For once, even the inescapable rumbling freight train co-operated! It shook Whitley Auditorium during the playing of “The Alcotts,” from Piano Sonata No. 2: Concord, Mass. (1840-1860), by Charles Ives, probably the only composer who would have relished the addition to the sonic collage. Other elements in this mix are evocations of the Alcott children “playing at” Beethoven’s Fifth Symphony with “lots of wrong notes” and snatches of hymns and gospel songs. This year’s Adams Foundation Artist, Steven Mayer, mentioned these elements during brief comments describing this five-minute “impression of a summer evening in Concord.”

This was the only tranquil part of the second half of the remarkably satisfying October 9 concert. Meyers’ own transcription of “The Masque” movement from Leonard Berstein’s Age of Anxiety was quite an achievement, having condensed this scherzo for piano and percussion alone into a piece for solo piano. Described by Edward Downes in The New York Philharmonic Guide to the Symphony as “employ(ing)… a kind of fantastic piano-jazz, by turns nervous, sentimental, self-satisfied, [and] vociferous,” this was a wonder to see as well as to hear.

The concluding part of this unconventional program would have made a terrific DVD: just watching all the virtuosic crossed hands and incredibly fast fingerings of a major pianist cutting loose on “‘T’ain’t Nobody’s Bizness” (1929) of Fats Waller and four selections by Art Tatum was breathtaking! Mayer explained that Waller’s contract specified that he would “never play boogie-woogie.” He also said that while Tatum, who was blind, had never formally studied classical music, the form was “close to his heart,” citing as an example of this his Variations on Massenet’s “Elegy.” “Tatum’s Pole Boogie” was as much a showpiece as anything by Liszt. The joint got “jumpin'” with “Get Happy,” “St. Louis Blues,” and “Hold That Tiger!” At the post-concert reception, Mayer said that he had transcribed some of the music from Tatum’s own commercial recordings.

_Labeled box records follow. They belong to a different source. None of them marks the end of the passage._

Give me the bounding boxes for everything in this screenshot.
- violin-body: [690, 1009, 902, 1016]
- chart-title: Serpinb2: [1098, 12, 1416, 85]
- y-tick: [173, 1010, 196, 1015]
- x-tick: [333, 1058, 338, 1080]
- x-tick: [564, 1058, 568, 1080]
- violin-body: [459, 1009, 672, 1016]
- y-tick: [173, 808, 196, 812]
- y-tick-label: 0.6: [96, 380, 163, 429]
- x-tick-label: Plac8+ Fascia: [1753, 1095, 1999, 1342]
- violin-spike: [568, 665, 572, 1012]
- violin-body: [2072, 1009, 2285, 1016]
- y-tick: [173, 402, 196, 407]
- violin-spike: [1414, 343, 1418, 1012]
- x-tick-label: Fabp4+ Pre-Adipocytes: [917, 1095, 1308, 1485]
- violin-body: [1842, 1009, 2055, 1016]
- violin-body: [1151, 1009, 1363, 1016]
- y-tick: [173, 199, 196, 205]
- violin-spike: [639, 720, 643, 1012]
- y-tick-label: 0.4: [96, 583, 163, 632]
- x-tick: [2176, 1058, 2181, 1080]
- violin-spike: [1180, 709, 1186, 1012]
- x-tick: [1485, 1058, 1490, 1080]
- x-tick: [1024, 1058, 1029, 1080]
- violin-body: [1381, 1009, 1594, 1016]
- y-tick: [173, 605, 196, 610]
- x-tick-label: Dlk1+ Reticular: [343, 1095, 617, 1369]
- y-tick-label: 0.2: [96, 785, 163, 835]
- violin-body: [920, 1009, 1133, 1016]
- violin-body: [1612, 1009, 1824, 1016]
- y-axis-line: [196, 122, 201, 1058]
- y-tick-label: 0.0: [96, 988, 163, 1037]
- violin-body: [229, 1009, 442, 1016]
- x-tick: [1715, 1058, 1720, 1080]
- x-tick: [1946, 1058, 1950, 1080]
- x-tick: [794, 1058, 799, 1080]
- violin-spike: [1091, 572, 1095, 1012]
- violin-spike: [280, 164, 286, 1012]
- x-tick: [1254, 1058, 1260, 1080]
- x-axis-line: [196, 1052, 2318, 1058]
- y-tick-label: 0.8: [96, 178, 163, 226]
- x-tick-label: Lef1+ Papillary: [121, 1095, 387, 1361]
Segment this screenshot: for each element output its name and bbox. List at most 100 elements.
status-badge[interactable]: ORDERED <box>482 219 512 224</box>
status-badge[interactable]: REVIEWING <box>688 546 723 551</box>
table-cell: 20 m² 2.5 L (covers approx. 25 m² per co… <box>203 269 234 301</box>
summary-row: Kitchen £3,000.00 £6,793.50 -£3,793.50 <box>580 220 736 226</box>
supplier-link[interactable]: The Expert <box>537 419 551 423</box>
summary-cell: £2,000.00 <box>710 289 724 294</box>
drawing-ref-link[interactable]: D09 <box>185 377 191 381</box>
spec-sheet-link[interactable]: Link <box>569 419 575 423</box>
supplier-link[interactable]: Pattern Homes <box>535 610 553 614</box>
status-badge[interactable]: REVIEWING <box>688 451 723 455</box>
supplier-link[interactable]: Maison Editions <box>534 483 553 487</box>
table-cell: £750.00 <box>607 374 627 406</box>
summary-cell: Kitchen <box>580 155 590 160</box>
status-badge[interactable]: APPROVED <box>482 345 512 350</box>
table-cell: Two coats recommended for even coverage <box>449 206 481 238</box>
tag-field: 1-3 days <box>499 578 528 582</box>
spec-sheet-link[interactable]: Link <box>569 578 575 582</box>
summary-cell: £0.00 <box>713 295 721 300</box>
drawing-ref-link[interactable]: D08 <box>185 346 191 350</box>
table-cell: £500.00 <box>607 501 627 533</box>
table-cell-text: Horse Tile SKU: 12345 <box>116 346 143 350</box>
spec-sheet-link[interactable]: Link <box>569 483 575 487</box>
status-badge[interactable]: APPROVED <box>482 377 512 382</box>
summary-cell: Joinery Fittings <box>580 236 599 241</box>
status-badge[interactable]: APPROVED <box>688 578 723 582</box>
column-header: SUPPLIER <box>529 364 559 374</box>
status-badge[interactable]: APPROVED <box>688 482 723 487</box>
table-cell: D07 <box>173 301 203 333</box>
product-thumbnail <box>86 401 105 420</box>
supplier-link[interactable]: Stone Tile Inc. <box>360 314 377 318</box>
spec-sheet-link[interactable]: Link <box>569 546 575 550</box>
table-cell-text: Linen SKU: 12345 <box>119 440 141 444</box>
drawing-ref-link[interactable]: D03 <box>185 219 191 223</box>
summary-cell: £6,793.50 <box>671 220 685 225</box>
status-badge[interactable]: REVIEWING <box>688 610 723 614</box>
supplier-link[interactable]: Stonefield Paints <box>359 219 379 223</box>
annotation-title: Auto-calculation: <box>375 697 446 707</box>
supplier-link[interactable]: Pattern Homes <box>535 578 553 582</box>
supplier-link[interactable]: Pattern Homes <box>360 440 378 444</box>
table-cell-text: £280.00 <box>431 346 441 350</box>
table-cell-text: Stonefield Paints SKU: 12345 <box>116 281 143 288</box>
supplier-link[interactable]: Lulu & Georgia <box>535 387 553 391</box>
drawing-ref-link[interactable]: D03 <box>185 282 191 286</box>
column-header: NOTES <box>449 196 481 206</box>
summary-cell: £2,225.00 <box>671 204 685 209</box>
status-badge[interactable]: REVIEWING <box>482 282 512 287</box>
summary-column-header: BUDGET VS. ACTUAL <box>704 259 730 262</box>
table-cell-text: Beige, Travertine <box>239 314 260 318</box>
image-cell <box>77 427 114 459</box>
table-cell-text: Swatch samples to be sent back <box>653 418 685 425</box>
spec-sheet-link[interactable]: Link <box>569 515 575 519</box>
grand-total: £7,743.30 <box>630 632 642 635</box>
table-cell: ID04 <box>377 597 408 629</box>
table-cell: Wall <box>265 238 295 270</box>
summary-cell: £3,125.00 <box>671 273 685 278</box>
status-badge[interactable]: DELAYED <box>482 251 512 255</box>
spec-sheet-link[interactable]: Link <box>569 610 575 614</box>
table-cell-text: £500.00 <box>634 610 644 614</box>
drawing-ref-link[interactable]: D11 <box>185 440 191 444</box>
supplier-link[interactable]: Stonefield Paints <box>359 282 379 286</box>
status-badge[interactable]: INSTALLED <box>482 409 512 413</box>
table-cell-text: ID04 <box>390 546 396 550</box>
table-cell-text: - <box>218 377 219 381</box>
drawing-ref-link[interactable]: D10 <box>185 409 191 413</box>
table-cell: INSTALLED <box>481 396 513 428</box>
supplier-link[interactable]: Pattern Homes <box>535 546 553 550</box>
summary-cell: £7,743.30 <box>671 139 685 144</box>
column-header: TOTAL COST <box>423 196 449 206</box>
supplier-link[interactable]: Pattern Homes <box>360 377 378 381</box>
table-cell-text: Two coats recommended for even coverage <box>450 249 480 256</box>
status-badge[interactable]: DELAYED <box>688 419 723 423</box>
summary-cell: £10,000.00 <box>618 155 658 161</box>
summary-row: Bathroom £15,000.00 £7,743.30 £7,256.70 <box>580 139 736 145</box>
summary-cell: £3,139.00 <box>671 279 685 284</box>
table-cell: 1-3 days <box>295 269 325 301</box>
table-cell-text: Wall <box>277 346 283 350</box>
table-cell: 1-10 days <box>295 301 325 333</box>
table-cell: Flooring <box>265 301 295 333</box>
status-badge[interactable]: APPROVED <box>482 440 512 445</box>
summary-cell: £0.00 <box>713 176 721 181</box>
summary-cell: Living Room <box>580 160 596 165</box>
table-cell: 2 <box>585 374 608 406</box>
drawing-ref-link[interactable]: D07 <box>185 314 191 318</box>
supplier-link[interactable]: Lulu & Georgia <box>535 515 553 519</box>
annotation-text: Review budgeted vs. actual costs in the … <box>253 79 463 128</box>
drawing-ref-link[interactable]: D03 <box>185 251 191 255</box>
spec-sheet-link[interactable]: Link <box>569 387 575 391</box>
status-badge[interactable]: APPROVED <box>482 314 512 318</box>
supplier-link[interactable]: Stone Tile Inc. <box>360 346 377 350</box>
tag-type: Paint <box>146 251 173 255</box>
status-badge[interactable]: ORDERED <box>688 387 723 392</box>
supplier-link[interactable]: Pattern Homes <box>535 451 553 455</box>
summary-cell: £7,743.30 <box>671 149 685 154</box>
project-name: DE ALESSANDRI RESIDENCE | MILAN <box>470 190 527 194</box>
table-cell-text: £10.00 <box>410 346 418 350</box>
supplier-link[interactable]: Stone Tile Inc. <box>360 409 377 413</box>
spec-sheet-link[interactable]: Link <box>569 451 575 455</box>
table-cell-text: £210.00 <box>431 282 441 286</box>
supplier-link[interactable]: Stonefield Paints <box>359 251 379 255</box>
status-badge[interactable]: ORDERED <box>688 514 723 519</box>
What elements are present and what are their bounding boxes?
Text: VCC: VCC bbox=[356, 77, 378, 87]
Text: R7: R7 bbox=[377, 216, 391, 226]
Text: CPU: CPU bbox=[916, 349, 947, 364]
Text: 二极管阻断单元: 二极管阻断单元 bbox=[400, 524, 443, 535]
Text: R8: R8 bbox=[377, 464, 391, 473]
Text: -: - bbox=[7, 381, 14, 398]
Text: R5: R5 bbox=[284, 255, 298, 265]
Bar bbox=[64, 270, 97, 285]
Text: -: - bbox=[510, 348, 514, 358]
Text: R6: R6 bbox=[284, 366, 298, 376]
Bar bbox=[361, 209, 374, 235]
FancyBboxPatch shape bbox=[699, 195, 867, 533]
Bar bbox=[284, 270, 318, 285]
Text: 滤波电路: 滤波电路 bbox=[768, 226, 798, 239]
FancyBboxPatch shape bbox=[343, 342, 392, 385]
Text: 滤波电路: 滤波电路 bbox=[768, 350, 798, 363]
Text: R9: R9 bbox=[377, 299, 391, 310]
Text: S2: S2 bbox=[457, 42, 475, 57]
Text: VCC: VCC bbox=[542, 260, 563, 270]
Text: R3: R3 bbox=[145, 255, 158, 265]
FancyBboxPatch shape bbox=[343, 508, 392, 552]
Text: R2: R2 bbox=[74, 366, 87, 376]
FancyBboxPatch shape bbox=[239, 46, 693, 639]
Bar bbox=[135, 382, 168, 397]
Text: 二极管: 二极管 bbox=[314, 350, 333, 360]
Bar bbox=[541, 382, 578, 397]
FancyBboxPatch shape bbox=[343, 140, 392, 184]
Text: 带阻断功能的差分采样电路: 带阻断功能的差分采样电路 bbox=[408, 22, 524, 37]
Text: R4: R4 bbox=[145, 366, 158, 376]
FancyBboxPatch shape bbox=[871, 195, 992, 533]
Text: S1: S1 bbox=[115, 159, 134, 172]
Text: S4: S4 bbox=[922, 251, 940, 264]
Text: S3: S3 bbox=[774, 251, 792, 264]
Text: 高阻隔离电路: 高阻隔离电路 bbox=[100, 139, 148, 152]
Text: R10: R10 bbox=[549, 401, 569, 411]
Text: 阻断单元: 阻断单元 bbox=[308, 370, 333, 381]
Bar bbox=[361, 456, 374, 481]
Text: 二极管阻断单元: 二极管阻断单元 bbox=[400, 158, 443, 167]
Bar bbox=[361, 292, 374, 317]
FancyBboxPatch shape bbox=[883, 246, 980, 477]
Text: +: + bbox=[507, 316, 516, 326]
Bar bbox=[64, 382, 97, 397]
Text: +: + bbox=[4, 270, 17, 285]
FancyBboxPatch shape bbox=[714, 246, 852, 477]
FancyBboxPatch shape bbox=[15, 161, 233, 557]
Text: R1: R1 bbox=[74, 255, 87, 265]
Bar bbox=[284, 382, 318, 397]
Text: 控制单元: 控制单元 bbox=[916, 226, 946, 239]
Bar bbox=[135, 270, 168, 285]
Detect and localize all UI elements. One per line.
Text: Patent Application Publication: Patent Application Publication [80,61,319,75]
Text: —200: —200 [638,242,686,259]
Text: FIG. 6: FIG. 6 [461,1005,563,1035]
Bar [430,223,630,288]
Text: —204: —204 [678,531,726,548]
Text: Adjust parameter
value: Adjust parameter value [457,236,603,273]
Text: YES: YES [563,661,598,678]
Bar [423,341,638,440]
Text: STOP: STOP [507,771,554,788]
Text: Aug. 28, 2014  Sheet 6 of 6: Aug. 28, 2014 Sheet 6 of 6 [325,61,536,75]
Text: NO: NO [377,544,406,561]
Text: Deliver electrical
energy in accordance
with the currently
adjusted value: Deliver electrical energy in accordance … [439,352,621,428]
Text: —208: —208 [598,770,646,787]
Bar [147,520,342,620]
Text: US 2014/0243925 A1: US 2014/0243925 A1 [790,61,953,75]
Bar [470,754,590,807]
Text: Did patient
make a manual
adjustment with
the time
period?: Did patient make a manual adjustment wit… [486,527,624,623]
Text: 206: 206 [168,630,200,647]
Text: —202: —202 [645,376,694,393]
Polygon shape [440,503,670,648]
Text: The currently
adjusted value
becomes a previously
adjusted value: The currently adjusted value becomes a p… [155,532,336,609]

My ears are still ringing from Mayer’s encore, Louis Moreau Gottshalk’s famous “Le banjo.” About the latter, Irving Lowens and S. Frederick Starr, writing in New Grove II , draw attention to “startling pre-echoes of Ives (that) can be heard in Gottschalk’s frequent use of quotation as both a musical and a psychological device, a typical instance of which may be found in ‘Le banjo,’ where ‘Roll, Jordan, Roll’ and Stephen Foster’s ‘Camptown Races’ are quoted to excellent effect.”

The concert opened with a gentle and melancholic performance of Mozart’s Rondo in A Minor, K.511. Mayer followed this with a very sensitive and unusually cohesive realization of Robert Schumann’s Carnaval , Op. 9. Described in the score as “Jests on four notes,” all the variations make use of a four-note motto except for the opening Preamble. Mayer said that the addition of extra-musical titles, such as commedia dell’arte characters, the composer’s friends such as Chopin and Paganini, and Schumann himself, in the guise of Florestan and Eusebius, were added after it was composed.

At the beginning of the concert, Mayer said he would add an extra surprise to the program in honor of Horowitz’s birthday. This was played at the end of the first half. I believe he misspoke when he identified Rachmaninov as the author of the brazen and no holds barred transcription of Liszt’s Fifteenth Hungarian Rhapsody, “Rákóczy March.” All my online searches indicate that Horowitz used multiple versions of the scores by Liszt to make his own transcription.

I doubt that Elon’s wonderfully restored 1923D Steinway has ever been so fully exploited from rich rumbling bass notes to the brightest treble and with its ivories fingered every imaginable way. At the reception, Mayer spoke glowingly of the instrument and the hall saying that it had been “one of his most satisfying performances.”

Mayer first commanded widespread attention with a performance of Leon Kirchner’s Piano Concerto No. 2 at the 3rd Carnegie Hall International American Music Competition. His world premiere recording of Liszt’s Concerto, Op. Posth., and “De Profundus,” with the London Symphony under Tamas Vasary, on ASV, won the 1992 Grand Prix du Disque Liszt. Another ASV CD recreates a famous contest between Liszt and Thalberg (misspelled in the program notes). For Naxos, he will record the complete piano music of Charles Ives and music by Liszt, Heinrich, Farwell and Nevin, among others.